If you were to ask us for our assessment of the financial year just-ended, we could assert with good reason that 2007 has a special significance for Talanx: in 2007 we shouldered the main burden resulting from the integration of the former Gerling companies – both in financial terms and as far as the workload was concerned –, we took a major step forwards in bancassurance business with the acquisition of the Postbank insurance activities and an associated long-term sales cooperation and we also generated a first-class result.
Following the announcement two and a half years ago of our intention to acquire the operational companies of what was then the Gerling Group, many eyes – both internally and externally – turned quickly to the operating level. Inside the Group, we found ourselves within a short space of time deeply involved in the ambitious day-to-day work of the integration, while outside the Group the progress of the integration was tracked with a critical gaze.
Such perspectives distort the view of the big picture and hence of the crucial consideration that we had in mind with the takeover of the Gerling Group: the acquisition was strategically motivated, and the purpose of this takeover was to get the Talanx Group in shape for what lies ahead. And in this we have been successful!
By taking this step we have equipped Talanx to handle the challenges of a dramatically changing insurance market and hence cemented a promising competitive position for the Group on a long-term basis. Quite apart from the fact that our acquisition of Gerling is an unmistakable expression of our commitment to industrial insurance and that our new size will enable us to satisfy even better the requirements of our industrial clients going forward, our Group now enjoys a significantly improved platform for asserting ourselves in the international competitive arena: even in difficult market situations we can be relied upon to assume risks. We can utilize the capital market more efficiently. We enjoy more advantages when buying reinsurance than was previously the case. Our new size will enable us to realize innovations more rapidly – whether it be the launch of new products or in IT or customer service. As an employer, our appeal to qualified personnel is considerably enhanced. These advantages allow us to provide our clients with comprehensive services that cater to their needs.
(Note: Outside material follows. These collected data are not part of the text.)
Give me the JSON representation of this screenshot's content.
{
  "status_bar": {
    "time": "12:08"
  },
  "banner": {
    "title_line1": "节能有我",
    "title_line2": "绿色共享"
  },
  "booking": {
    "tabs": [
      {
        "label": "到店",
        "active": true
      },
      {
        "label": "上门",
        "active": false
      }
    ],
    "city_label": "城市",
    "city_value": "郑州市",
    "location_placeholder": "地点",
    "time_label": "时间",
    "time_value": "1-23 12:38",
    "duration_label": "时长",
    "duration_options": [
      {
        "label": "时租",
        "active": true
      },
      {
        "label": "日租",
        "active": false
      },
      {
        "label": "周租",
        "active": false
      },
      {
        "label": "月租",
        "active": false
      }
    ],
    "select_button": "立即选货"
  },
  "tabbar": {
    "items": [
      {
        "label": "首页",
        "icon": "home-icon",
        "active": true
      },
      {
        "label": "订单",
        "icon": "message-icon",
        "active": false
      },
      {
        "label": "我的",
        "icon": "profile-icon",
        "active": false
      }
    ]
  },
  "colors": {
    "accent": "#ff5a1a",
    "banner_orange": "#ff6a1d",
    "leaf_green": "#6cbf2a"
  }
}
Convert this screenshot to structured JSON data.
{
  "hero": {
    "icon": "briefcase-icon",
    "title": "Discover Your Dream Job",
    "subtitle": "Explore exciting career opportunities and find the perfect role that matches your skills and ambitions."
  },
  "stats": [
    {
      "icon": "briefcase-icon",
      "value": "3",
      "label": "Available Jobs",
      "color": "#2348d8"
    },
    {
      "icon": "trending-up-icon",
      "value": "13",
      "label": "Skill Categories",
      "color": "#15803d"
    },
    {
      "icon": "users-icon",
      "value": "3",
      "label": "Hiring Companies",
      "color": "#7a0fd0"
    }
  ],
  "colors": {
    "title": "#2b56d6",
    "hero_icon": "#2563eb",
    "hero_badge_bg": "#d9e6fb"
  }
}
Only with the scale that it now has can our Group – given the tasks that it needs to accomplish – play a role in the market over the long term. With the completion of the 2007 financial year the foundation has been put in place. Particularly gratifying in this context is the fact that – despite the integration – we generated a very good net profit.
Group EBIT was boosted by 13%. At almost EUR 1.5 billion, the Group achieved the highest operating profit in its history – despite substantial integration expenditures recognized in income. All Group segments increased their EBIT with the exception of the Property/Casualty Primary Insurance segment, which had to absorb particularly heavy integration costs. The Group’s return on equity after tax climbed again to stand at 13.1% in the year under review.
Profitability was thoroughly satisfactory, especially bearing in mind that – along with the integration costs – the market environment was by no means easy. Competition intensified sharply in industrial and private customer business, a trend that is likely to be sustained in the current year too.
The subprime crisis had scarcely any direct impact on the Group, which was compelled to take only minimal subprime-related write-downs. This clearly underscores the fact that our investment managers know their craft and act with the necessary prudence.